Wednesday, July 01, 2009
The Saga of the Forgotten Salt
I was multi tasking yesterday morning. I had an appointment to get my hair cut and I also wanted to bake bread. I put a double batch of French bread on to knead in the Magic Mill. A little more than 8 cups of flour. I was trying to time it so that I could leave the dough to rise while I was out. Unfortunately, the hair dresser was running late and by the time I got home the bread had more than tripled and was coming out the top of an 8 litre container. Not a big deal, I just punched it down and put it aside for the second rise.
Before I went out I had also been playing telephone tag with a computer technician trying to get an external monitor working on our laptop. The laptop monitor had died. Called him again while the dough was rising. He finally suggested that I bring it in and he would set it up for me. So I put the bread, in the middle of its second rise, back in the fridge and headed into town. I was gone about an hour. When I got back I took the bread out of the fridge and again set it aside on the counter for it to warm up and finish rising. When it was ready, I dumped it out on to the board, divided it in half and put half back into the container and in to the fridge. The plan was to bake the second batch today. Just as I was shaping the loaves I suddenly remembered that I forgot to add the salt. Something I have never done before. Oh well too late now. Baked two baguettes and one larger loaf. The bread was definitely saltless. But it reminded me of a bread my grandmother use to bake for my grandfather. He was on a salt free diet. I loved that bread, buttered and sprinkled with salt. I used one of the baguettes last night and it actually worked well with the chicken liver pate. I sliced the larger loaf this morning to make toast and topped it with tomatoes sprinkled with salt and pepper, so again, the salt in the bread wasn't missed.

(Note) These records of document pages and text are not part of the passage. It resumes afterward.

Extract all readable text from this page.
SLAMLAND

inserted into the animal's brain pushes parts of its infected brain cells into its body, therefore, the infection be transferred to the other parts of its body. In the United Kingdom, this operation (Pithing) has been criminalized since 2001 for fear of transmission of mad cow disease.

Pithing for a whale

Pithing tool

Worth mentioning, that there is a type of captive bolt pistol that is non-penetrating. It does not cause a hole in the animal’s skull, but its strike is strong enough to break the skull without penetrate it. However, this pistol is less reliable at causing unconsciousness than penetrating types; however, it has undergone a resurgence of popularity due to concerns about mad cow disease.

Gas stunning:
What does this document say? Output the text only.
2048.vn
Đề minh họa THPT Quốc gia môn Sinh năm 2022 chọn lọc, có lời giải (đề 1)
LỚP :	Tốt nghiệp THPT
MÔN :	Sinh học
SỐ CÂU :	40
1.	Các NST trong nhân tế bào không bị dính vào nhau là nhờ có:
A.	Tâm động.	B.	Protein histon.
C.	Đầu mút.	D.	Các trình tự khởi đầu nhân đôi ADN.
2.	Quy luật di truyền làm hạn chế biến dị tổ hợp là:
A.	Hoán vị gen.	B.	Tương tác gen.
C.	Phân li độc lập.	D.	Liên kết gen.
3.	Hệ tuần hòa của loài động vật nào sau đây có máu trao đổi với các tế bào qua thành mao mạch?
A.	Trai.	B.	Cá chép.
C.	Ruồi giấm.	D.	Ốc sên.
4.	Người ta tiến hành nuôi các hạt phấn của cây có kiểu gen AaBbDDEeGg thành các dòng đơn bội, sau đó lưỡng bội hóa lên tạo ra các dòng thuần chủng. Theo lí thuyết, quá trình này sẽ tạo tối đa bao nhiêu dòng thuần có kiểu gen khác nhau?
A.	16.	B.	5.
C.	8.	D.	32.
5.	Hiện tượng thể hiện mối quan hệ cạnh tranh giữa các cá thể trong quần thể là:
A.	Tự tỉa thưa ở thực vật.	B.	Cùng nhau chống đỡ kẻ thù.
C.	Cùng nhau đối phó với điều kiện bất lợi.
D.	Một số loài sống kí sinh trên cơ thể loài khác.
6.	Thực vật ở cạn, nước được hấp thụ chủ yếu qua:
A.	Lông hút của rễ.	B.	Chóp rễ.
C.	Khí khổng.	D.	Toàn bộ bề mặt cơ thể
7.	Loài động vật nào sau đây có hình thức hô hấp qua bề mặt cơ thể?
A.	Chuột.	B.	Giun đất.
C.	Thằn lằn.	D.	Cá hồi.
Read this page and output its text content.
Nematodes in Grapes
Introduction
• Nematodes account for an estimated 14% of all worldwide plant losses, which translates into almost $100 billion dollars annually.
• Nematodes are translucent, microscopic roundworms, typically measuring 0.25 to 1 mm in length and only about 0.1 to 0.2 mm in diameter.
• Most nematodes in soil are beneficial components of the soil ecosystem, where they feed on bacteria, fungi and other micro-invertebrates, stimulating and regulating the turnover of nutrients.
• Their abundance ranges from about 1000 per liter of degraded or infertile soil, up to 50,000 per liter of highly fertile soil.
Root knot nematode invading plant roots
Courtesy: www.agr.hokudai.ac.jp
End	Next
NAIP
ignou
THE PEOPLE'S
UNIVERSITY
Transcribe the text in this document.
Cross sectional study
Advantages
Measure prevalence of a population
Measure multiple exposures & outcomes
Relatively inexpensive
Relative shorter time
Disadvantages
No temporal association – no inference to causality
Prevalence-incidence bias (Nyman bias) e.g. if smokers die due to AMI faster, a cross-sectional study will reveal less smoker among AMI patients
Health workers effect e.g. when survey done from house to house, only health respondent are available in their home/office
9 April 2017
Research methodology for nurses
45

Now what to do with the rest of the dough. I've often said that bread is very forgiving. So I thought I would put it to the test. I figured I had nothing to lose. So this morning I took it out of the fridge and dumped it out on the board, punched it down and sprinkled it with salt. Gave it a quick knead and back into the dough pail to rise. Because the dough was still cold it took a while. At first I wondered if it was going to rise. But it did. When it was ready I shaped three baguette style loaves and left them to rise. Of course the 'proof of the pudding is in the eating'. Keeping my fingers crossed I cut into one of the loaves. Oh my. Perfect! Three of the best baguettes I've ever made. Tasted great. Of course a longer cold rise always produces a better bread.
Anyway, my point is that it is really difficult to screw up bread.